In Hill v. USAA Savings Bank, 2019 U.S. Dist. LEXIS 117493 (W.D. Okla. July 15, 2019), the plaintiff alleged that the defendant made debt collection calls to her cell phone after she revoked consent. According to the complaint, the defendant called the plaintiff at least 119 times, up to seven times a day, six days a week, at various times of day. The plaintiff did not answer the defendant’s calls, and the defendant did not leave voicemails.
In seeking dismissal, the defendant contended both that the plaintiff alleged only legal conclusions regarding use of an ATDS and that the plaintiff’s allegations really showed “direct targeting”—calls purposely made to the plaintiff, at the plaintiff’s phone number, for the plaintiff’s specific debt—not any random or sequential number generation. But the plaintiff pointed to the other allegations in her complaint, lending themselves to finding an ATDS: that the defendant’s equipment had the capacity for random or sequential number generation; that the calls were frequent and unpredictable; and that the calls would disconnect when sent to voicemail.
Though noting a gap in Tenth Circuit authority on what constitutes an ATDS, the court hedged making any decision on whether the 2003, 2008, 2012, and 2015 FCC rulings still stand post-ACA International. Instead, the court held that “[e]ven assuming” the prior FCC rulings are no longer in effect, the plaintiff sufficiently alleged use of an ATDS at the dismissal stage. The court acknowledged that “the bare allegation that Defendant used an ATDS is not enough,” but found that the plaintiff had gone a step further by alleging the capacity of the defendant’s calling equipment and characteristics of the calls (their frequency and unpredictability and all of the disconnects without any voicemails).
The court rejected the defendant’s “direct targeting” argument as premature, finding that even if the defendant did not use random or sequential dialing for calls to the plaintiff, the plaintiff should have the chance to develop evidence on whether the defendant’s equipment generally had the capacity, or present ability, for random or sequential number generation.
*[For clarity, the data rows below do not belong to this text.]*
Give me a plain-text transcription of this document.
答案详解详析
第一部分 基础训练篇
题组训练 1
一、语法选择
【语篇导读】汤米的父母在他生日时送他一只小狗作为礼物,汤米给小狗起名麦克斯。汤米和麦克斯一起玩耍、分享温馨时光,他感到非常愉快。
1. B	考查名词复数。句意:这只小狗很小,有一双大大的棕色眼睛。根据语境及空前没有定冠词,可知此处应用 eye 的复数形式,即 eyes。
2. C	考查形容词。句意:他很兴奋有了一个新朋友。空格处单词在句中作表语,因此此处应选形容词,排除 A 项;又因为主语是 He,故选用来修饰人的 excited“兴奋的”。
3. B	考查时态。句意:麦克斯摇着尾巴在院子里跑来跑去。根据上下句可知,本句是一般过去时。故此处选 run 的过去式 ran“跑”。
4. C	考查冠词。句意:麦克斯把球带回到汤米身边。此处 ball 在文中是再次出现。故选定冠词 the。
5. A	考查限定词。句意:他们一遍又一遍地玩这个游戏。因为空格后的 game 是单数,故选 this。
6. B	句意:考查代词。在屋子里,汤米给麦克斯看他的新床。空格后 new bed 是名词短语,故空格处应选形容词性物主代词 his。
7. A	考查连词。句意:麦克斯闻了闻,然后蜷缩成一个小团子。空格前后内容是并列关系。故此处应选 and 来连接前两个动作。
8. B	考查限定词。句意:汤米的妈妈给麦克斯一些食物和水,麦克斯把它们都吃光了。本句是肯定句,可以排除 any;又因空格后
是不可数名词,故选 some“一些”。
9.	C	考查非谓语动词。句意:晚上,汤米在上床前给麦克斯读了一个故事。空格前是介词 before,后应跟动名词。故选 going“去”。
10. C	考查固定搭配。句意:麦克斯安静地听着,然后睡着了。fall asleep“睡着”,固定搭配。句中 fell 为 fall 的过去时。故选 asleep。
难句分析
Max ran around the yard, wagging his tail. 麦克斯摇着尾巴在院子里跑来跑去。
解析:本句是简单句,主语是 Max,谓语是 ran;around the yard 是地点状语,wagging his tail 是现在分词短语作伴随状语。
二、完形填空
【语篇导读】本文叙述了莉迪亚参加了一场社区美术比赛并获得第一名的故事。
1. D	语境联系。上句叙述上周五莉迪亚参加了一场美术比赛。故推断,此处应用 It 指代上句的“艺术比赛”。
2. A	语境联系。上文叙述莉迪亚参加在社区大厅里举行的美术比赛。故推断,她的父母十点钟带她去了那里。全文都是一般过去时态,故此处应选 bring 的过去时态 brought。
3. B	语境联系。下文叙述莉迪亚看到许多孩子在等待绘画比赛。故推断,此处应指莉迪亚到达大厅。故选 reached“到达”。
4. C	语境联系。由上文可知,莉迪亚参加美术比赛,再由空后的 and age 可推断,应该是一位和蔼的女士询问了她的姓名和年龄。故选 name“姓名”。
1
Even in denying the motion to dismiss, the court in Hill gives some hope that there is an open door on what ATDS standard the court will eventually apply at the proof stage. The court gave some answers where allegations are concerned but left more questions on where things stand in the Tenth Circuit. Do the interpretations of ATDS under the prior FCC orders still stand? What standard will the court apply when the plaintiff must prove, rather than just plead, use of an ATDS? Could “direct targeting” be a viable defense even after Duguid and Marks? All unclear, and open to argument at the next phase of the case.